Don't know if I'm doing something wrong but when I try to run this example code:

package main

import (
    "fmt"
    "database/sql"
    _ "github.com/nakagami/firebirdsql"
)

func main() {
    var n int
    conn, _ := sql.Open("firebirdsql", "user:password@servername/foo/bar.fdb")
    defer conn.Close()
    conn.QueryRow("SELECT Count(*) FROM rdb$relations").Scan(&n)
    fmt.Println("Relations count=", n)
}

It always returns "Relations count=0" even thou the connection string is invalid (I don't have any firebird sql server running in my test VM).

nakagami commented 8 years ago

Strange thing, when sql.Open() called, the driver's Open() still not called. https://golang.org/pkg/database/sql/#Open

And connection error occurred at Scan() called. https://github.com/nakagami/firebirdsql/blob/master/driver_test.go#L365

evdse commented 8 years ago

For check connection you can use function Ping()

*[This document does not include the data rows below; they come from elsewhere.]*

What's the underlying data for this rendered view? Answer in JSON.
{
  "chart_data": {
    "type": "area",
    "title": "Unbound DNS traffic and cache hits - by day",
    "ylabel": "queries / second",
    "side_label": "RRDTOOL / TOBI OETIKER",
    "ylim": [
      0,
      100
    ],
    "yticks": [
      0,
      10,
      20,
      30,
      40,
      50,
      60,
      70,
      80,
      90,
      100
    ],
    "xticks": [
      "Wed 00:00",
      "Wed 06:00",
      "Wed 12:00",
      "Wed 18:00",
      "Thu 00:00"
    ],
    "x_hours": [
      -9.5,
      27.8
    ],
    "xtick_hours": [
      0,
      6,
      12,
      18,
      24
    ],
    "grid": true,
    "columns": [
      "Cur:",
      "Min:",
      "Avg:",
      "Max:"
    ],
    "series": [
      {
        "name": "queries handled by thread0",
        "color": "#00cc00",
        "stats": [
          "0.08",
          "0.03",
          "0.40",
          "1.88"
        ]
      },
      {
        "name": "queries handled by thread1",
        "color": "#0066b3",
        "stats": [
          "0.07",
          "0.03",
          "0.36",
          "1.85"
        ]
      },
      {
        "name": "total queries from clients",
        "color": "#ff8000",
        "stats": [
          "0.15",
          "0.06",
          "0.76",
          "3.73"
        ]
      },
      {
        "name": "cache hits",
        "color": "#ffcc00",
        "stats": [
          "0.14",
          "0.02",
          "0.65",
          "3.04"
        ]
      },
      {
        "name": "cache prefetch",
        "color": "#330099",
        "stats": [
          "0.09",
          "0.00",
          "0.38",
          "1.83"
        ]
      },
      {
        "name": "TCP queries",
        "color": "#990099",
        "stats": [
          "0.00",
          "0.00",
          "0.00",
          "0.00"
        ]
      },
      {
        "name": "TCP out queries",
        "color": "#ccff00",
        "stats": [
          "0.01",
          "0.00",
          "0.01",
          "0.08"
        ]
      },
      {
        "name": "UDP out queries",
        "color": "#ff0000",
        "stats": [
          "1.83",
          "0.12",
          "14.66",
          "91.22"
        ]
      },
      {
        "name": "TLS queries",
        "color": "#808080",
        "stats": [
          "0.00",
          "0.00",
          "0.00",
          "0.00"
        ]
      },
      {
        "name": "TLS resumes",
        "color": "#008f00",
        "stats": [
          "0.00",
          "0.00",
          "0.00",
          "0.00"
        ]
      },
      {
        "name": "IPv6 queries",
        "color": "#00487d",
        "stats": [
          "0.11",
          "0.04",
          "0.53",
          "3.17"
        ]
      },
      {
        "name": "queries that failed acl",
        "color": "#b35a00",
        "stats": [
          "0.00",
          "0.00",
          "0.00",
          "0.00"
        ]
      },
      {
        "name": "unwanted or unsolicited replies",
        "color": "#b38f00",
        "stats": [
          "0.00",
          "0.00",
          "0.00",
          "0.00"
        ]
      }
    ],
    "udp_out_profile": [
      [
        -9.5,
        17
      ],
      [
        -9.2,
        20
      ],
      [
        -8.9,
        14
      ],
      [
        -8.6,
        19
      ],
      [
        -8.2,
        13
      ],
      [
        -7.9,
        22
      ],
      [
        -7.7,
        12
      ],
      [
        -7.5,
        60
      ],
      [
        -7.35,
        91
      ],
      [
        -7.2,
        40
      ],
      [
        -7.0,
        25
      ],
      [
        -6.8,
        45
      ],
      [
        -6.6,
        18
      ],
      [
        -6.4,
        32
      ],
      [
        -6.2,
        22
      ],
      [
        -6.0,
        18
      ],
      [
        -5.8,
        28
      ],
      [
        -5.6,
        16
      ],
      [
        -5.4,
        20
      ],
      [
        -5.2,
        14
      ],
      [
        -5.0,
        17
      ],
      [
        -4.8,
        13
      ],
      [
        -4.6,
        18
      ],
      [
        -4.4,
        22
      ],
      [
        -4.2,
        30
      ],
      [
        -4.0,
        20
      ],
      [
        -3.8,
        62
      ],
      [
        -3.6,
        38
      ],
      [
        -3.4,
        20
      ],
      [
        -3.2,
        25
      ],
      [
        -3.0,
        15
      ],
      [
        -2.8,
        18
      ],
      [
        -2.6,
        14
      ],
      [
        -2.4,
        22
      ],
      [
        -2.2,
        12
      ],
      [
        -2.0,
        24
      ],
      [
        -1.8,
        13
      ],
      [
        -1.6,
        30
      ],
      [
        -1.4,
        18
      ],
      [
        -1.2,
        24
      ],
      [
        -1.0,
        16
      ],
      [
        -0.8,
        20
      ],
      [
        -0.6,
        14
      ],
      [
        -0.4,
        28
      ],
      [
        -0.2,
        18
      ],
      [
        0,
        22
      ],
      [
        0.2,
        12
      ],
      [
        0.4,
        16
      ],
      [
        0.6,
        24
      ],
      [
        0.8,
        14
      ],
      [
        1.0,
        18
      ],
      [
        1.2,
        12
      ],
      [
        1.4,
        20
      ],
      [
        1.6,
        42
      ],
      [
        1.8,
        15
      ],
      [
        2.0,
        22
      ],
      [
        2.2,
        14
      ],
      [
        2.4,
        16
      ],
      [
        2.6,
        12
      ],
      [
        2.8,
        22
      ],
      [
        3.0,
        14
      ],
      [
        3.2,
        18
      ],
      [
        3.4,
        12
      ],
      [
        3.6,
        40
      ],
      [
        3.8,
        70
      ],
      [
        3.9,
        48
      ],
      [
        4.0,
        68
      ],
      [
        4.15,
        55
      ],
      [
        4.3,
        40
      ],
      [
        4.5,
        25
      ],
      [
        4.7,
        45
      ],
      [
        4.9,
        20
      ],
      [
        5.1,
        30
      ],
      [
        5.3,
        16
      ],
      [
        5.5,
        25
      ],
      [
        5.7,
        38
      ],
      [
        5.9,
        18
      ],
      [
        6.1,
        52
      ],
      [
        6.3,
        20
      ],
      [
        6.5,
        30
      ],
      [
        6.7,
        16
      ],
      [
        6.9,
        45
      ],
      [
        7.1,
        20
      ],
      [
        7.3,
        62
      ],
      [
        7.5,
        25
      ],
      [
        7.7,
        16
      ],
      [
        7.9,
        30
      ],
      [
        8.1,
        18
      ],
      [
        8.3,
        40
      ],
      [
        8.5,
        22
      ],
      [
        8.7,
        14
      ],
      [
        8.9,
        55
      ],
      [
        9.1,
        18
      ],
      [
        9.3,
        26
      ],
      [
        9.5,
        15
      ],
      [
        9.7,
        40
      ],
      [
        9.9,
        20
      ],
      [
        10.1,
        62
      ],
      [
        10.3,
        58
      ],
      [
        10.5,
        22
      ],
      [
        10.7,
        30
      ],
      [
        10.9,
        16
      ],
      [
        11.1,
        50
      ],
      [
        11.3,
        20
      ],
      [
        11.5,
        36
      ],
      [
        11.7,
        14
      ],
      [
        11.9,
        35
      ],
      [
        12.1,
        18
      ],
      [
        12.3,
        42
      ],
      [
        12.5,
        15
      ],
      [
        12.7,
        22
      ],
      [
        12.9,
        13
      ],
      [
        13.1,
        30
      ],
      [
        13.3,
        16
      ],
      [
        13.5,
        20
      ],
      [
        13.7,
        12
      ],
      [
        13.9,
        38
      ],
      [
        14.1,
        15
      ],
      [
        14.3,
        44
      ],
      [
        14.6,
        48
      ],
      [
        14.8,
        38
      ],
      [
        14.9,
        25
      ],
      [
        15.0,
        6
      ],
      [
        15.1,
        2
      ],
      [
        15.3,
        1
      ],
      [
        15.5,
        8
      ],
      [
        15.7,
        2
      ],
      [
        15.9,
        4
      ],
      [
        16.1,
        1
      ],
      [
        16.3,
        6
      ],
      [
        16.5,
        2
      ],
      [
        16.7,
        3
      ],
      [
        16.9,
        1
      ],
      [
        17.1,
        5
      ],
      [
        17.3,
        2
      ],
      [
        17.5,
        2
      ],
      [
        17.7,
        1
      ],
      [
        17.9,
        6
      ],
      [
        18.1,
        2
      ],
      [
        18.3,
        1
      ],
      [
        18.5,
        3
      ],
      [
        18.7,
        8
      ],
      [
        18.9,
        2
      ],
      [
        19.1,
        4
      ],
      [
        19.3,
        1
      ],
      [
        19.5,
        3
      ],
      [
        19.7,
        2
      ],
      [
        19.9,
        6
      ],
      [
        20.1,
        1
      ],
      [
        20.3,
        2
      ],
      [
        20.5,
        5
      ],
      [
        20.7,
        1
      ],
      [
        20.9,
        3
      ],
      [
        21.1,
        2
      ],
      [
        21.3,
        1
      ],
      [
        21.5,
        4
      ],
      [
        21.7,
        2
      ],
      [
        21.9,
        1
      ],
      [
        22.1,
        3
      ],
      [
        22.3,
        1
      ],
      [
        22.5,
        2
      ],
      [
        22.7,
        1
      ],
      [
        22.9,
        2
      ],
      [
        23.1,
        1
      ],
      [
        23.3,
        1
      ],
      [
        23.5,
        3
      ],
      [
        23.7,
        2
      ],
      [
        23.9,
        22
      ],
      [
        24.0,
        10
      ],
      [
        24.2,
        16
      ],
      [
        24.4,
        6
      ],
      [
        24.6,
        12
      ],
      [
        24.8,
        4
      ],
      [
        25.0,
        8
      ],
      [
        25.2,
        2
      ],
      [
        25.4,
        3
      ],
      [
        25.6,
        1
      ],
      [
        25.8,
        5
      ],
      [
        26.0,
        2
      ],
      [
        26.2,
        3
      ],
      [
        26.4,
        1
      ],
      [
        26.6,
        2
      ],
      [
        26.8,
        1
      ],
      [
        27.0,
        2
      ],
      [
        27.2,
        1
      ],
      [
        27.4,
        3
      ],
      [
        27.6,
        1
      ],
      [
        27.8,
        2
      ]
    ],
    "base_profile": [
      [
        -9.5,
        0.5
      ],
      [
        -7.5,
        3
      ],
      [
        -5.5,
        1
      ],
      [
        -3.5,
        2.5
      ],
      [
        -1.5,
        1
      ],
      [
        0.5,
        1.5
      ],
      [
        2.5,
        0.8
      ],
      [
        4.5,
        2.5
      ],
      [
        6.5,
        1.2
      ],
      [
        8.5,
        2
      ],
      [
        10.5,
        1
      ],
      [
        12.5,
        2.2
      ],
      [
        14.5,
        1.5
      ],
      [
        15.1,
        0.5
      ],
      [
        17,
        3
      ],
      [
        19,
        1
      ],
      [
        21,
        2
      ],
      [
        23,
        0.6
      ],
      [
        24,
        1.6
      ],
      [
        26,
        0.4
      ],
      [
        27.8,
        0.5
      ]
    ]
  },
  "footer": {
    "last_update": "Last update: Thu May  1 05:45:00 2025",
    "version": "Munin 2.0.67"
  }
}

rowland commented 7 years ago

Since database/sql creates a pool, connections aren't actually opened until a operation is executed. That's why jmoiron's sqlx package calls Ping() when you call sqlx.Connect. That's just one of the reasons I use sqlx.

If you're new to Go, it might not occur to you to check for an error after you call

conn.QueryRow("SELECT Count(*) FROM rdb$relations").Scan(&n)

but any results you get are suspect until you've checked for an error.

roelandxyz commented 5 years ago

Here is an explanation of this problem: https://stackoverflow.com/questions/32345124/why-does-sql-open-return-nil-as-error-when-it-should-not

Maybe the example in the README can do better error handling with conn.Ping or check for an error after running the query?